今日で江崎君との関係が最後だと思えば、あのこと以外の全ての感謝を、ここで伝えなくちゃいけない。今思い浮かぶ、つたない言葉全部集めてでも。言葉にすらならなくても!

私の強い意志を感じる態度に、さすがに阿須那に動揺の色が見える。

「で‥‥でも」

「私‥‥江崎君がいたからこそ、簿記を勉強している私が今日あるの。江崎君がいなかったら‥‥居なかったら私はまた逃げていたかもしれない」

「‥‥‥‥‥」

阿須那が眉間にしわを寄せて、悔し気に下唇を噛む‥‥。

何を思ってその表情になるのか?

自分が簿記のお世話をしてやれなかったから悔しいとでも言うのか?

阿須那は充分に私のケアをしてくれた。充分に私を守ってくれたじゃない。



「阿須那さん?」

「はい‥‥」

いつの間にか、江崎君は‥‥


「僕たち友達で‥‥阿須那さんが思っているような関係はないから」

またいつものえびす顔に戻っていた。


そしてその笑顔は、周囲全てを柔和な気持ちにさせるような温かさを持っているように思えた。美の彫刻、もしくはAIに美形男子とかとプログラムして世界中のデータを集めて描かせたような男子なのに、微笑むと神様のような慈悲深い温かいオーラを放つ‥‥私は泣きじゃくりが出た。

「だから、安心して」


さっきまで怒気を孕んで、言いようのない遺恨を抱えているように見えた阿須那が、急にのぼせたようにホ-ッと顔を上気させていく。

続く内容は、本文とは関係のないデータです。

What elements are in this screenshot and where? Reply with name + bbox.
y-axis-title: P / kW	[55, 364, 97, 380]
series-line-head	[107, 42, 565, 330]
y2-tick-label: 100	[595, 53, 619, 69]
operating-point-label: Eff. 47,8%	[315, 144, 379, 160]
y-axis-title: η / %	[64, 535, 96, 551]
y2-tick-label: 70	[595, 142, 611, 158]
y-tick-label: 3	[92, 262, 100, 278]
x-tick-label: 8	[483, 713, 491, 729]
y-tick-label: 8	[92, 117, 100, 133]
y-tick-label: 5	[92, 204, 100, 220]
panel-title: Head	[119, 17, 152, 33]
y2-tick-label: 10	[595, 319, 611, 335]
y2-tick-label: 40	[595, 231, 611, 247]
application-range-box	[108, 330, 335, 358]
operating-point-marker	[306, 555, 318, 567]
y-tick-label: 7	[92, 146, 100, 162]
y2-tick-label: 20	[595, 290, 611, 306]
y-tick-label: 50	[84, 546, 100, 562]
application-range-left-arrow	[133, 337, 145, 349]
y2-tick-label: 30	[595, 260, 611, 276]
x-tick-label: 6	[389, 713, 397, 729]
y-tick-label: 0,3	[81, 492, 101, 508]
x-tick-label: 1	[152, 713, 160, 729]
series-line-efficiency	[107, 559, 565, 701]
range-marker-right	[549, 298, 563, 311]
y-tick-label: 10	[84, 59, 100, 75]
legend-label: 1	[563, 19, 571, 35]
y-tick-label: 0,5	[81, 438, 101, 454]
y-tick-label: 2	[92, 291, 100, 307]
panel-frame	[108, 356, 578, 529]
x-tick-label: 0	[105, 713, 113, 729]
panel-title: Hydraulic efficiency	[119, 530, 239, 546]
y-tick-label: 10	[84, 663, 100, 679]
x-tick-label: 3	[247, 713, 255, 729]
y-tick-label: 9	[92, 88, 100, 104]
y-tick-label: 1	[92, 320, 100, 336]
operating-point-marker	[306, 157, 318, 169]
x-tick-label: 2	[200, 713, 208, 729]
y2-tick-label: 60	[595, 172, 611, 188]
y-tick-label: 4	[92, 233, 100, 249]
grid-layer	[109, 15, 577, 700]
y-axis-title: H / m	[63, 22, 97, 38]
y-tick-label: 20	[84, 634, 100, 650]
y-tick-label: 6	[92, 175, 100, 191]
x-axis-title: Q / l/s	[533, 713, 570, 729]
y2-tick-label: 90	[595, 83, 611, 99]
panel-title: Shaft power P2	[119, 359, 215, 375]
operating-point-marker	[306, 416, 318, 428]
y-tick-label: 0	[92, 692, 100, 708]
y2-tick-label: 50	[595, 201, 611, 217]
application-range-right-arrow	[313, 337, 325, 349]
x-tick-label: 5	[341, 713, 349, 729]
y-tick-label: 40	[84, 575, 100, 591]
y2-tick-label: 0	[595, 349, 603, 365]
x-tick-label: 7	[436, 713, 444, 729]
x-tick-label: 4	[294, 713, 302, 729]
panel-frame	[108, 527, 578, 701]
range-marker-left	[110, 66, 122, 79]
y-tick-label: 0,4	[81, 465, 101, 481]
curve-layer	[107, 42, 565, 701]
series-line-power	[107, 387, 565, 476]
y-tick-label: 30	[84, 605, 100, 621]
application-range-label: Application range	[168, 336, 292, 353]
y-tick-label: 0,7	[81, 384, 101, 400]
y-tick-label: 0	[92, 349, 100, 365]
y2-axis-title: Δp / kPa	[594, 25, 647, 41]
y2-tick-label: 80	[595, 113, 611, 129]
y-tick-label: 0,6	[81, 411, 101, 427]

やがて瞳は潤みだし、頬はこれから咲く桜のように色づいたのが分かった。

「はい‥‥そ、それじゃあ‥‥問題ないです。いい‥‥いつも、姉が、おおお世話になっています‥‥ど、どうぞ‥‥」

いつもの饒舌さも無く噛み噛みだった。

逃げ去るように私たちの元から退場してしまった。